Abstract

AbstractThe reduction in energy consumption in shipping is a crucial issue to achieve a more sustainable sector. Nevertheless, investments in energy efficiency are inhibited by barriers. Consequently, under a Principal-Agent approach, this study aims to analyze the factors affecting the investment preference for either technical or operational measures. To date, the research problem has barely been addressed from a similar approach. This work further integrates agency theory with the identification of barriers and drivers, as well as the cost–benefit ratio from both an environmental and a financial perspective. This makes it possible to consider shipping management from a more comprehensive perspective.
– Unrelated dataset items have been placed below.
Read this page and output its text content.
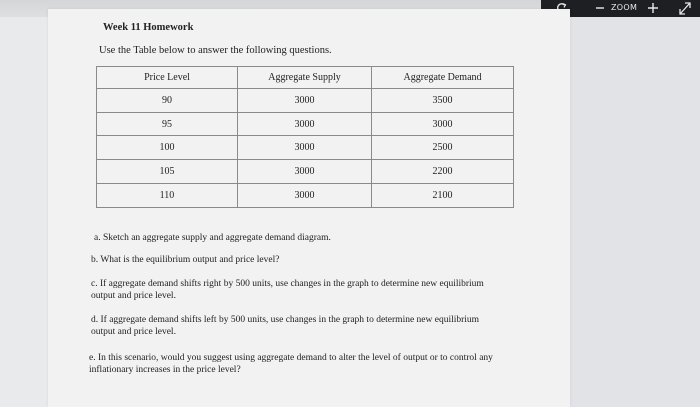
ZOOM
Week 11 Homework
Use the Table below to answer the following questions.
Price Level	Aggregate Supply	Aggregate Demand
90	3000	3500
95	3000	3000
100	3000	2500
105	3000	2200
110	3000	2100
a. Sketch an aggregate supply and aggregate demand diagram.
b. What is the equilibrium output and price level?
c. If aggregate demand shifts right by 500 units, use changes in the graph to determine new equilibrium output and price level.
d. If aggregate demand shifts left by 500 units, use changes in the graph to determine new equilibrium output and price level.
e. In this scenario, would you suggest using aggregate demand to alter the level of output or to control any inflationary increases in the price level?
The study sample is current and representative (658 individual bulk carriers). The research was carried out utilizing two binominal logistic models that provide similar results when testing the proposed hypotheses. The outcomes show that regulatory factors, such as the distance of a vessel’s technical emissions from EEDI requirements (standardized coefficients: −2.8352 and −2.5069), and Principal-Agent problems, such as split incentives (standardized coefficients: −1.0059 and −0.9828), have the greatest influence on investment preferences. As a consequence of Principal-Agent problems, vessels operating under Time Charter contracts are less likely to invest in technical measures than in operational ones. Verified information and activity promote technical measures. Maritime regulation promotes technical measures in younger vessels, especially those meeting only the minimum requirements. Better knowledge can help achieve a more environmentally responsible shipping sector. The role of shipowners and charterers should be highlighted, and transparency should be promoted to enable well-informed decisions to be made.